Kurzfassung der Antworten: ja (Grüne, FPÖ), eher ja (SPÖ), eher nein (ÖVP), Frage wurde nicht verstanden (Team Stronach)

Die SPÖ beantwortet die Frage nicht, sondern verweist auf den NAP, der eine breit angelegte Diskussion vorschlägt. Auch die ÖVP enthält sich einer Antwort und schreibt: „Die Möglichkeit einer Klage auf Unterlassung und Beseitigung muss dabei mit internationalen Regelungen verglichen und deren Durchsetzbarkeit überprüft werden.“

„Ohne Beseitigungsanspruch ist das Behinderten-Gleichstellungsgesetz zahnlos und nicht nachhaltig“, meinen hingegen die Grünen, die deswegen „in der nächsten Legislaturperiode wieder versuchen, einen Beseitigungs- und Unterlassungsanspruch durchzusetzen“. Klar auch die FPÖ, die für die Umsetzung eines Beseitungsanspruchs ist.

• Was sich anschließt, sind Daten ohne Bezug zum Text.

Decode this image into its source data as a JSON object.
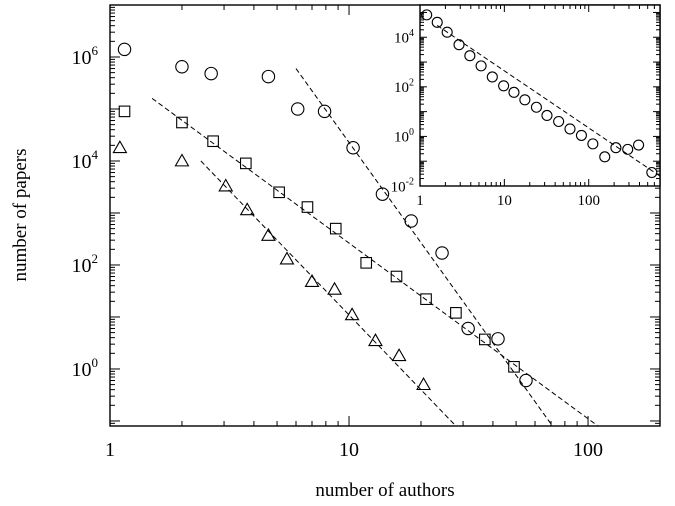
{
  "chart_data": [
    {
      "id": "main",
      "type": "scatter",
      "scale": {
        "x": "log",
        "y": "log"
      },
      "xlabel": "number of authors",
      "ylabel": "number of papers",
      "xlim": [
        1,
        200
      ],
      "ylim": [
        0.08,
        10000000
      ],
      "x_tick_labels": [
        {
          "value": 1,
          "text": "1"
        },
        {
          "value": 10,
          "text": "10"
        },
        {
          "value": 100,
          "text": "100"
        }
      ],
      "y_tick_labels": [
        {
          "value": 1,
          "base": "10",
          "exp": "0"
        },
        {
          "value": 100,
          "base": "10",
          "exp": "2"
        },
        {
          "value": 10000,
          "base": "10",
          "exp": "4"
        },
        {
          "value": 1000000,
          "base": "10",
          "exp": "6"
        }
      ],
      "series": [
        {
          "marker": "circle",
          "points": [
            [
              1.15,
              1400000
            ],
            [
              2,
              650000
            ],
            [
              2.65,
              480000
            ],
            [
              4.6,
              420000
            ],
            [
              6.1,
              100000
            ],
            [
              7.9,
              90000
            ],
            [
              10.4,
              18000
            ],
            [
              13.8,
              2300
            ],
            [
              18.2,
              700
            ],
            [
              24.5,
              170
            ],
            [
              31.5,
              6
            ],
            [
              42,
              3.8
            ],
            [
              55,
              0.6
            ]
          ]
        },
        {
          "marker": "square",
          "points": [
            [
              1.15,
              90000
            ],
            [
              2,
              55000
            ],
            [
              2.7,
              24000
            ],
            [
              3.7,
              9000
            ],
            [
              5.1,
              2500
            ],
            [
              6.7,
              1300
            ],
            [
              8.8,
              500
            ],
            [
              11.8,
              110
            ],
            [
              15.8,
              60
            ],
            [
              21,
              22
            ],
            [
              28,
              12
            ],
            [
              37,
              3.7
            ],
            [
              49,
              1.1
            ]
          ]
        },
        {
          "marker": "triangle",
          "points": [
            [
              1.1,
              18000
            ],
            [
              2,
              10000
            ],
            [
              3.05,
              3300
            ],
            [
              3.75,
              1150
            ],
            [
              4.6,
              370
            ],
            [
              5.5,
              130
            ],
            [
              7,
              48
            ],
            [
              8.7,
              34
            ],
            [
              10.3,
              11
            ],
            [
              12.9,
              3.5
            ],
            [
              16.2,
              1.8
            ],
            [
              20.5,
              0.5
            ]
          ]
        }
      ],
      "fits": [
        {
          "x": [
            6,
            71
          ],
          "y": [
            600000,
            0.08
          ]
        },
        {
          "x": [
            1.5,
            110
          ],
          "y": [
            160000,
            0.08
          ]
        },
        {
          "x": [
            2.4,
            28
          ],
          "y": [
            10000,
            0.08
          ]
        }
      ]
    },
    {
      "id": "inset",
      "type": "scatter",
      "scale": {
        "x": "log",
        "y": "log"
      },
      "xlim": [
        1,
        700
      ],
      "ylim": [
        0.01,
        200000
      ],
      "x_tick_labels": [
        {
          "value": 1,
          "text": "1"
        },
        {
          "value": 10,
          "text": "10"
        },
        {
          "value": 100,
          "text": "100"
        }
      ],
      "y_tick_labels": [
        {
          "value": 0.01,
          "base": "10",
          "exp": "-2"
        },
        {
          "value": 1,
          "base": "10",
          "exp": "0"
        },
        {
          "value": 100,
          "base": "10",
          "exp": "2"
        },
        {
          "value": 10000,
          "base": "10",
          "exp": "4"
        }
      ],
      "series": [
        {
          "marker": "circle",
          "points": [
            [
              1.2,
              80000
            ],
            [
              1.6,
              40000
            ],
            [
              2.1,
              16000
            ],
            [
              2.9,
              5000
            ],
            [
              3.9,
              1800
            ],
            [
              5.3,
              700
            ],
            [
              7.2,
              250
            ],
            [
              9.8,
              110
            ],
            [
              13,
              60
            ],
            [
              17.5,
              30
            ],
            [
              24,
              15
            ],
            [
              32,
              7
            ],
            [
              44,
              4
            ],
            [
              60,
              2
            ],
            [
              82,
              1.1
            ],
            [
              112,
              0.5
            ],
            [
              155,
              0.15
            ],
            [
              210,
              0.35
            ],
            [
              290,
              0.3
            ],
            [
              390,
              0.45
            ],
            [
              560,
              0.035
            ]
          ]
        }
      ],
      "fits": [
        {
          "x": [
            1.6,
            700
          ],
          "y": [
            30000,
            0.025
          ]
        }
      ]
    }
  ]
}
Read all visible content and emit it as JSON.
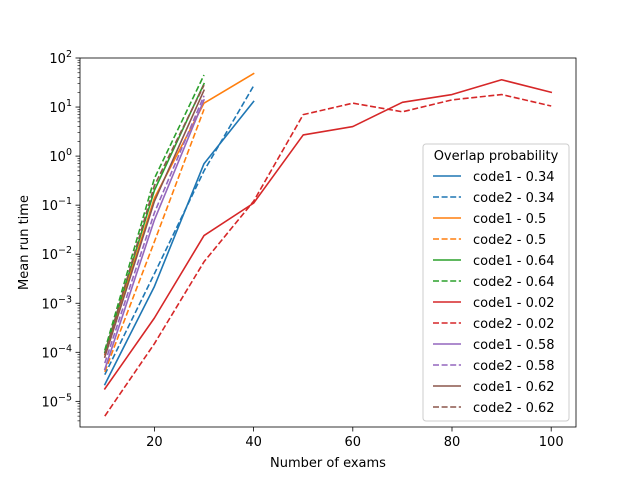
{
  "chart_data": {
    "type": "line",
    "title": "",
    "xlabel": "Number of exams",
    "ylabel": "Mean run time",
    "xlim": [
      5,
      105
    ],
    "ylim": [
      3e-06,
      100
    ],
    "yscale": "log",
    "grid": false,
    "x_ticks": [
      {
        "value": 20,
        "label": "20"
      },
      {
        "value": 40,
        "label": "40"
      },
      {
        "value": 60,
        "label": "60"
      },
      {
        "value": 80,
        "label": "80"
      },
      {
        "value": 100,
        "label": "100"
      }
    ],
    "y_ticks": [
      {
        "exp": -5,
        "base": "10",
        "sup": "−5"
      },
      {
        "exp": -4,
        "base": "10",
        "sup": "−4"
      },
      {
        "exp": -3,
        "base": "10",
        "sup": "−3"
      },
      {
        "exp": -2,
        "base": "10",
        "sup": "−2"
      },
      {
        "exp": -1,
        "base": "10",
        "sup": "−1"
      },
      {
        "exp": 0,
        "base": "10",
        "sup": "0"
      },
      {
        "exp": 1,
        "base": "10",
        "sup": "1"
      },
      {
        "exp": 2,
        "base": "10",
        "sup": "2"
      }
    ],
    "legend": {
      "title": "Overlap probability",
      "placement": "center-right"
    },
    "series": [
      {
        "name": "code1 - 0.34",
        "color": "#1f77b4",
        "dash": "solid",
        "x": [
          10,
          20,
          30,
          40
        ],
        "y": [
          2.2e-05,
          0.0022,
          0.7,
          13
        ]
      },
      {
        "name": "code2 - 0.34",
        "color": "#1f77b4",
        "dash": "dashed",
        "x": [
          10,
          20,
          30,
          40
        ],
        "y": [
          3.5e-05,
          0.004,
          0.5,
          27
        ]
      },
      {
        "name": "code1 - 0.5",
        "color": "#ff7f0e",
        "dash": "solid",
        "x": [
          10,
          20,
          30,
          40
        ],
        "y": [
          9e-05,
          0.14,
          12,
          48
        ]
      },
      {
        "name": "code2 - 0.5",
        "color": "#ff7f0e",
        "dash": "dashed",
        "x": [
          10,
          20,
          30
        ],
        "y": [
          4e-05,
          0.018,
          9
        ]
      },
      {
        "name": "code1 - 0.64",
        "color": "#2ca02c",
        "dash": "solid",
        "x": [
          10,
          20,
          30
        ],
        "y": [
          0.0001,
          0.2,
          30
        ]
      },
      {
        "name": "code2 - 0.64",
        "color": "#2ca02c",
        "dash": "dashed",
        "x": [
          10,
          20,
          30
        ],
        "y": [
          0.00011,
          0.35,
          45
        ]
      },
      {
        "name": "code1 - 0.02",
        "color": "#d62728",
        "dash": "solid",
        "x": [
          10,
          20,
          30,
          40,
          50,
          60,
          70,
          80,
          90,
          100
        ],
        "y": [
          1.8e-05,
          0.0005,
          0.024,
          0.11,
          2.7,
          4,
          12.5,
          18,
          36,
          20
        ]
      },
      {
        "name": "code2 - 0.02",
        "color": "#d62728",
        "dash": "dashed",
        "x": [
          10,
          20,
          30,
          40,
          50,
          60,
          70,
          80,
          90,
          100
        ],
        "y": [
          5e-06,
          0.00015,
          0.007,
          0.12,
          7,
          12,
          8,
          14,
          18,
          10.5
        ]
      },
      {
        "name": "code1 - 0.58",
        "color": "#9467bd",
        "dash": "solid",
        "x": [
          10,
          20,
          30
        ],
        "y": [
          4.5e-05,
          0.05,
          14
        ]
      },
      {
        "name": "code2 - 0.58",
        "color": "#9467bd",
        "dash": "dashed",
        "x": [
          10,
          20,
          30
        ],
        "y": [
          6e-05,
          0.07,
          17
        ]
      },
      {
        "name": "code1 - 0.62",
        "color": "#8c564b",
        "dash": "solid",
        "x": [
          10,
          20,
          30
        ],
        "y": [
          8e-05,
          0.12,
          22
        ]
      },
      {
        "name": "code2 - 0.62",
        "color": "#8c564b",
        "dash": "dashed",
        "x": [
          10,
          20,
          30
        ],
        "y": [
          9e-05,
          0.25,
          28
        ]
      }
    ]
  }
}
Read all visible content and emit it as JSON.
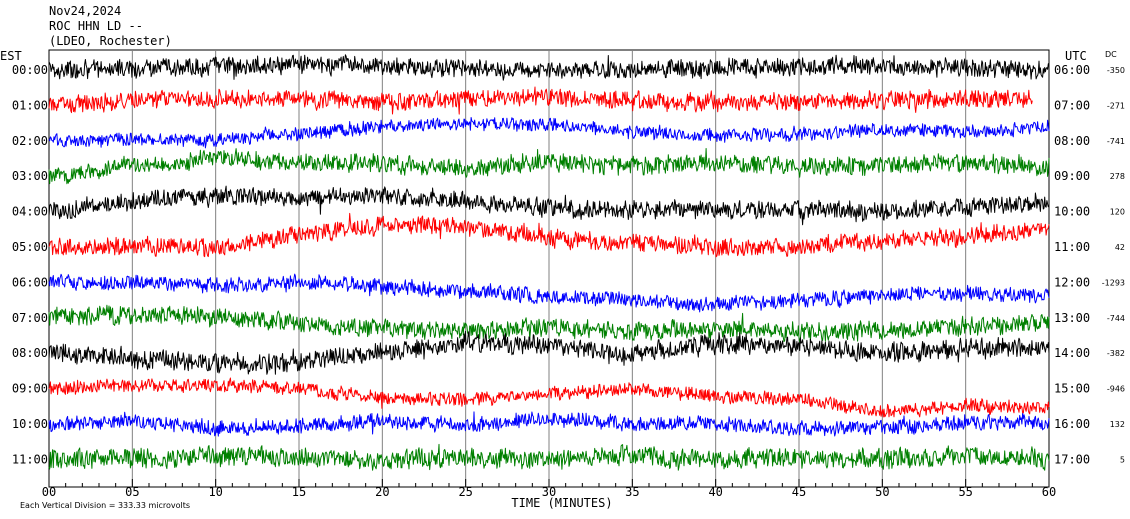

Frage 7: Ab wann sollen nach Ihrem politischen Willen keine Kinder mehr neu in Sonderschulen aufgenommen werden?

Kurzfassung der Antworten: sofort (Grüne, FPÖ), sollen auch in Zukunft aufgenommen weden (SPÖ, ÖVP, Team Stronach)

Die SPÖ verweist auf die im NAP geplanten inklusiven Modellregionen, die ÖVP zitiert das positive Beispiel Reutte; die Wahlfreiheit von Eltern soll verbessert werden.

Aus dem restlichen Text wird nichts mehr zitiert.